In the first quarter of 2019, sales at AWS rose by 41.4 percent to just a smidgen under $7.7 billion, and operating income for the cloud business rose at a considerably faster rate as it has been doing since early 2018, when AWS started worrying as much about squeezing more efficiencies out of its iron and the datacenters that wrap around them as it did trying to build more raw capacity in new datacenters and regions. Operating income rose, in fact, by 58.8 percent to $2.22 billion, and comprises 28.9 percent of revenues. It is hard to say for sure how AWS looks from a net income perspective because we don’t know how to allocate costs, but it is not hard to imagine that AWS is perhaps as profitable and maybe even twice as profitable as the rest of the Amazon business, which is focused largely on electronic retailing and related devices and services. Amazon overall had $59.7 billion in sales, up 17 percent, and operating income more than doubled to $4.42 billion in the first quarter. But if you back out AWS from Amazon, the remaining Amazon businesses had $52 billion in sales and generated $2.2 billion in operating income. In other words, AWS is as profitable, at the middle line, as the rest of the Amazon businesses added up, which are 6.8X as large. That is another way of saying that AWS is 6.8X as profitable as those non-AWS businesses at Amazon.
At what point will Wall Street start clamoring for “unlocking the value of AWS” and spinning it out? This would be a patently stupid thing to do, because all it would do is deflate the rest of the Amazon businesses. But stupider things have happened. And activist investors are in it for themselves and for the short term, not for companies or markets.
The capital investment spike in the fourth quarter of 2018 is very obvious in the chart above, and so is the drop back down to lower levels. It is not possible to separate investments in the warehousing operations from the retail business from the investments in AWS hardware, software, and datacenters, so this data is only presented as a kind of proxy for capital spending by AWS. But Brian Olsavsky, Amazon’s chief financial officer, did offer some insight into how AWS thinks about its capital investments.
“It is more than leading through excess capacity,” Olsavsky explained. “We have some really impressive gains and efficiencies in both the warehouses and also the datacenters. We talk efficiency. And every percentage utilization in our datacenters is worth tens and more millions of dollars. So again, that is a big part of our model. It is not only investing, but also working on efficiencies, and adding new products and features for customers. And as we lower costs, we pass those along to customers, either through new rates or new deals that we have. So I would say that I would look back on the performance in 2018 and say that that was great work with a lot of efficiency as we also banked a lot of capacity that had been built previously. Moving forward, that’s why I say it will be increasing as we move through the year. And that will be a constant battle between growth, geographic expansion in AWS, and also efficiencies to limit how much we actually need. I think we are also getting much better at adding capacity faster, so there is less need to build it six to twelve 12 months in advance.”
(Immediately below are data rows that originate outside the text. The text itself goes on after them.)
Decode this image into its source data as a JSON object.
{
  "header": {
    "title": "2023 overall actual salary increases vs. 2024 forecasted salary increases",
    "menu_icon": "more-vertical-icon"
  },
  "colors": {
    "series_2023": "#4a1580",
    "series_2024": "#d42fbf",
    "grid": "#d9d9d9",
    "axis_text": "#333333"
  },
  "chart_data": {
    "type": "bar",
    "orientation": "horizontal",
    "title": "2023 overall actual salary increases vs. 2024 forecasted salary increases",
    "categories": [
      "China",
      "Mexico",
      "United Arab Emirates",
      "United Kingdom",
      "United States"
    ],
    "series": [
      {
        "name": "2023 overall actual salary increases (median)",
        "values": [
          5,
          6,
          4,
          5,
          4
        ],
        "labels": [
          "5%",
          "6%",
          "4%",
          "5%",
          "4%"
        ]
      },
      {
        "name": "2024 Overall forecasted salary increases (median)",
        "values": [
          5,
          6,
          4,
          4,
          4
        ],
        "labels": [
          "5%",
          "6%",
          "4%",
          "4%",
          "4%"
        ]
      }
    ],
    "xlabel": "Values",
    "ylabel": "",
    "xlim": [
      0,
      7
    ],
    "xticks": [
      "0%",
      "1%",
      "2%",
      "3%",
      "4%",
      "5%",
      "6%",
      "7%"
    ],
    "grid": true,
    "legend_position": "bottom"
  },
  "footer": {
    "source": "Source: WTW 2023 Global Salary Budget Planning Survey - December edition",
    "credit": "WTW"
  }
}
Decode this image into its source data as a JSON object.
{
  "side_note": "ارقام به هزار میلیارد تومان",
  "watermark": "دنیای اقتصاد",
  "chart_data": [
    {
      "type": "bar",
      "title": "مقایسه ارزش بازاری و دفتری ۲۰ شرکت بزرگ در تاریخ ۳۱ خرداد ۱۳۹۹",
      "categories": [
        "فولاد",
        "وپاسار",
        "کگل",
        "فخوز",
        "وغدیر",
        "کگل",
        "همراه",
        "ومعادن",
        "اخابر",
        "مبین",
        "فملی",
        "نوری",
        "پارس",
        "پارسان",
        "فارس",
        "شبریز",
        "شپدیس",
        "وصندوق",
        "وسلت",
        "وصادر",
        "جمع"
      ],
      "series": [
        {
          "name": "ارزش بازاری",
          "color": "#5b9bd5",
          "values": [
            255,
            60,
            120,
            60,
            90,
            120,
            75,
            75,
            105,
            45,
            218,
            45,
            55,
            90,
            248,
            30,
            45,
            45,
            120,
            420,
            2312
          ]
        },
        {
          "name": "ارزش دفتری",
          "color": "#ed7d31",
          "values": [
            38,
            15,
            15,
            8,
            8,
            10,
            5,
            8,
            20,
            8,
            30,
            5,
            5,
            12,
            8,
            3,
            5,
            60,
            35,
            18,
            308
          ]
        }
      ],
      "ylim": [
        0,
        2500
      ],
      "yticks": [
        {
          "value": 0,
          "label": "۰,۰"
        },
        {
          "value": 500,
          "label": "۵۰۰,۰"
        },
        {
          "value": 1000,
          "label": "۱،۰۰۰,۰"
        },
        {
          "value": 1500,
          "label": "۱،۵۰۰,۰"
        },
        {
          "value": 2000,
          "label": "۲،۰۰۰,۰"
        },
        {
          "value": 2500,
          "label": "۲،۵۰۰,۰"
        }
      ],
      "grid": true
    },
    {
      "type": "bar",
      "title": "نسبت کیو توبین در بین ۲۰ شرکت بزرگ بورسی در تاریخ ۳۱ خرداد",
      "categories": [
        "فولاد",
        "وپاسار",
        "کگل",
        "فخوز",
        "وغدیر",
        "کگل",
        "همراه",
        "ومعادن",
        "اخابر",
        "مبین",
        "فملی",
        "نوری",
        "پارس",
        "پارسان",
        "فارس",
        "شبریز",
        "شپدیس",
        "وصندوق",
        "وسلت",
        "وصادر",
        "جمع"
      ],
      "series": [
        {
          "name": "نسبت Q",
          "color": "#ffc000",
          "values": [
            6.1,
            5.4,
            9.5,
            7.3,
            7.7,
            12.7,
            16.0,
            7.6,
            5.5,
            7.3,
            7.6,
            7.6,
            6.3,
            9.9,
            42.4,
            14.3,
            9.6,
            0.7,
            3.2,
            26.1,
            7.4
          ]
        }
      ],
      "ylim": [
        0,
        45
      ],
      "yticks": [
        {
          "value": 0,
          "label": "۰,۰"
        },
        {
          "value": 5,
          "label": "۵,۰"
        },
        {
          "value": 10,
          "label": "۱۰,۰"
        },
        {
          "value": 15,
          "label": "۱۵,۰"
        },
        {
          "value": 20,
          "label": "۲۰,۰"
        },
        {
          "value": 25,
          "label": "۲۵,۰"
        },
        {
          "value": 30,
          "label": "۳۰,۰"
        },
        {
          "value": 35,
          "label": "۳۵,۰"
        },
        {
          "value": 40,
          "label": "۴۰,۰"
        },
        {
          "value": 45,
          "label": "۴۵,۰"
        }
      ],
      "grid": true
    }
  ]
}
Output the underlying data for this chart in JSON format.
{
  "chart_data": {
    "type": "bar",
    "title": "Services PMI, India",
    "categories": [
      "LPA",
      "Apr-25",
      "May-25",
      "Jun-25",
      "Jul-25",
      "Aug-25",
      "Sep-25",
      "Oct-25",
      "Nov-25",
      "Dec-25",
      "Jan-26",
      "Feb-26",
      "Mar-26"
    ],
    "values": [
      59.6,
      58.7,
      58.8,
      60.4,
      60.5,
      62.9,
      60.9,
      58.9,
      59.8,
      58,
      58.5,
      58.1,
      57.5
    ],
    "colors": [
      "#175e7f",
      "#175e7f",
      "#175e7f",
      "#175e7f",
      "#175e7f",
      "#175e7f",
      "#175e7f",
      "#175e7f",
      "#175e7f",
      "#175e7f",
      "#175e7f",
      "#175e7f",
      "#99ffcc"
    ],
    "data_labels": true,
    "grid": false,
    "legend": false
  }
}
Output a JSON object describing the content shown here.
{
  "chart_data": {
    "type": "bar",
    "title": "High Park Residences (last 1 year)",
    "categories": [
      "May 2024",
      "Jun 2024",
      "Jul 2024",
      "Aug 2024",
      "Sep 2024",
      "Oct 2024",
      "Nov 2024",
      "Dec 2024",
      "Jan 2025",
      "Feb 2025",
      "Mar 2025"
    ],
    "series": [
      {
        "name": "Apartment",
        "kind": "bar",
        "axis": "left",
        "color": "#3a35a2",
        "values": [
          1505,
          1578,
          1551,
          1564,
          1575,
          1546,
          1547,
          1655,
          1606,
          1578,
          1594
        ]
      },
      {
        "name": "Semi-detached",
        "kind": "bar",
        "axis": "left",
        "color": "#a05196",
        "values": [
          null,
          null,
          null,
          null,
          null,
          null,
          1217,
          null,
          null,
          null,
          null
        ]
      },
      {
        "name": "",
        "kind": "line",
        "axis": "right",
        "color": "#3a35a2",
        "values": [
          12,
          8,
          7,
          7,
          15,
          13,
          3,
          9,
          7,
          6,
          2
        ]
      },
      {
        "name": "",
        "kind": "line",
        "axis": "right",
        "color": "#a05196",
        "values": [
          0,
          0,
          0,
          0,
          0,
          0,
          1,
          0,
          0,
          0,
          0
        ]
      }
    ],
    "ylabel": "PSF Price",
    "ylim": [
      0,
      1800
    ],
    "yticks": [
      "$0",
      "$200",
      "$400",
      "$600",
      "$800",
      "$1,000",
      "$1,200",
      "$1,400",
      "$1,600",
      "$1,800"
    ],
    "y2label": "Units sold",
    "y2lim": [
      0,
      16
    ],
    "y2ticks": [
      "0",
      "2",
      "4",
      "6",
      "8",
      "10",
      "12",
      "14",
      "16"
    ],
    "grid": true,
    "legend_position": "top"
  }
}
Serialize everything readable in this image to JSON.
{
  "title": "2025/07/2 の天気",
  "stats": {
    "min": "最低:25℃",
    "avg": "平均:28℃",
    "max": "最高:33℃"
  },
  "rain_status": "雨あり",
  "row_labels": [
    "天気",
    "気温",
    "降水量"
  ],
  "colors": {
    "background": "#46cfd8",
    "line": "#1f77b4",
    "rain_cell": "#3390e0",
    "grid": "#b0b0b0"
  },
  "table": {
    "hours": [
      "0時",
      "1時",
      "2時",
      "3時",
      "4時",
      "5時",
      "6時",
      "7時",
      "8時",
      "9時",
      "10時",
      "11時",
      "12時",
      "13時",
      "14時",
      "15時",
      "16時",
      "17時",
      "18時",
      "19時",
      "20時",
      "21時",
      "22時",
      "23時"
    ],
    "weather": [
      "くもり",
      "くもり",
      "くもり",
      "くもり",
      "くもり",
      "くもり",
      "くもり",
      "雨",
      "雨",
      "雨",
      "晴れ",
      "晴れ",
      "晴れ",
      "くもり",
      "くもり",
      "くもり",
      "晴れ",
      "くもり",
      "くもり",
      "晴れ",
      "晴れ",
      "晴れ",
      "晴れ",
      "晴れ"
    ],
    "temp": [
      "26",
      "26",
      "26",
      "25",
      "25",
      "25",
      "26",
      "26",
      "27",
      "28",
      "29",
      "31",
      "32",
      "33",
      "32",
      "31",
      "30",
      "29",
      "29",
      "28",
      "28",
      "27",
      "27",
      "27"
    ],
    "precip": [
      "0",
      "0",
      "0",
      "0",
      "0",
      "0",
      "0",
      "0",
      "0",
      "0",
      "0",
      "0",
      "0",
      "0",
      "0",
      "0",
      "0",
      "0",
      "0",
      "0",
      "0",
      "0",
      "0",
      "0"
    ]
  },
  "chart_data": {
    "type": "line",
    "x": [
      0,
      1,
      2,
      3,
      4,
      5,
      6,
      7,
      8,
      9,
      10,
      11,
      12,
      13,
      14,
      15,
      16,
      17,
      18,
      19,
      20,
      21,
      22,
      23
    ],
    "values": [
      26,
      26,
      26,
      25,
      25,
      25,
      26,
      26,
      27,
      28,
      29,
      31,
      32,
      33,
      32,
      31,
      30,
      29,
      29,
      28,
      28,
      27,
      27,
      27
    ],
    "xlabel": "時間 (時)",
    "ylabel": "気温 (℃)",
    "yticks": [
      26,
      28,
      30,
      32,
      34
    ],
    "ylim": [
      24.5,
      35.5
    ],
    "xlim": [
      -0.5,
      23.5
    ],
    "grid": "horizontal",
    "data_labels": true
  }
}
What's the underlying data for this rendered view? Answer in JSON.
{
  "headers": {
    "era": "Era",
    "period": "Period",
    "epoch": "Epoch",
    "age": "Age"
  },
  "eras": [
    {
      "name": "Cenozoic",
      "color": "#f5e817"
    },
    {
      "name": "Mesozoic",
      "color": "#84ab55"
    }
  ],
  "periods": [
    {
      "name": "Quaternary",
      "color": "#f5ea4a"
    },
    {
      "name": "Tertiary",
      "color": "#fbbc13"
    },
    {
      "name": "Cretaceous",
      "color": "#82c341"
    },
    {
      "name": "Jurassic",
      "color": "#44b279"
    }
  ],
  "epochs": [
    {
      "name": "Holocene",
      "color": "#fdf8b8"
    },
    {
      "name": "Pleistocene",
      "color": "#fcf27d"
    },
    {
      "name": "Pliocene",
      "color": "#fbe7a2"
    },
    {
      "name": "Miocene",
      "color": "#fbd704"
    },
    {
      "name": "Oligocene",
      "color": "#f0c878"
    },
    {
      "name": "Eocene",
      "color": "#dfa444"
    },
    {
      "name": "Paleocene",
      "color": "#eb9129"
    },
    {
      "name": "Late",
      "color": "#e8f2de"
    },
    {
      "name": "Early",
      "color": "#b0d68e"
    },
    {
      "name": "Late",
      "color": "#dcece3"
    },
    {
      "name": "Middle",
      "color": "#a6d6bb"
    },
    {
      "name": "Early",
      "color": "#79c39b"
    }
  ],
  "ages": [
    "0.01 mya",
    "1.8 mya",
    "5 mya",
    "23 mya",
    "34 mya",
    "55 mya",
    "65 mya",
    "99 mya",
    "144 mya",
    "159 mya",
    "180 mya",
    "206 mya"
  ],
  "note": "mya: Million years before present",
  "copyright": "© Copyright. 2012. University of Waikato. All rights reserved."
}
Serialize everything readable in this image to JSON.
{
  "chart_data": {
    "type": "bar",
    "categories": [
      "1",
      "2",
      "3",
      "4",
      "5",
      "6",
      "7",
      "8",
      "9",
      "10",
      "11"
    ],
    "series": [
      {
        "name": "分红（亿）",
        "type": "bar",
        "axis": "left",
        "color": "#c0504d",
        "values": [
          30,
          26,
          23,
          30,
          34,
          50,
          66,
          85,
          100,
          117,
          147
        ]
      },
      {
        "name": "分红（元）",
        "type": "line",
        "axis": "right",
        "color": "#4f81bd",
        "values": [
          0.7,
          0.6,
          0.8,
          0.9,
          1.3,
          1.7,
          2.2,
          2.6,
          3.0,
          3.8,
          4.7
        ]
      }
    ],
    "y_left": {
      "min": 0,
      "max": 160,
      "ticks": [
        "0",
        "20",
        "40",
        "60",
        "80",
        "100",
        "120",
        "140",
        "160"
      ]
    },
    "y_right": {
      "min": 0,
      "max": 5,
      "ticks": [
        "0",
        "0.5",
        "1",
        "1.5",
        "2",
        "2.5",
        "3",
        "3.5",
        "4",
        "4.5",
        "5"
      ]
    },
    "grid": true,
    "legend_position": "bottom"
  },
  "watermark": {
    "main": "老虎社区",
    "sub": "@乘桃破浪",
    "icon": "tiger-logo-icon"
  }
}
If Amazon is working to get better at all of these things, you can bet the that remaining Super 8 hyperscalers and cloud builders are doing just the same – as they have been doing for the past decade. It would be enlightening to see how far they have been able to push it, and to calculate just how much inefficient use of on premises IT infrastructure revenues have been lost with the rise of the public cloud.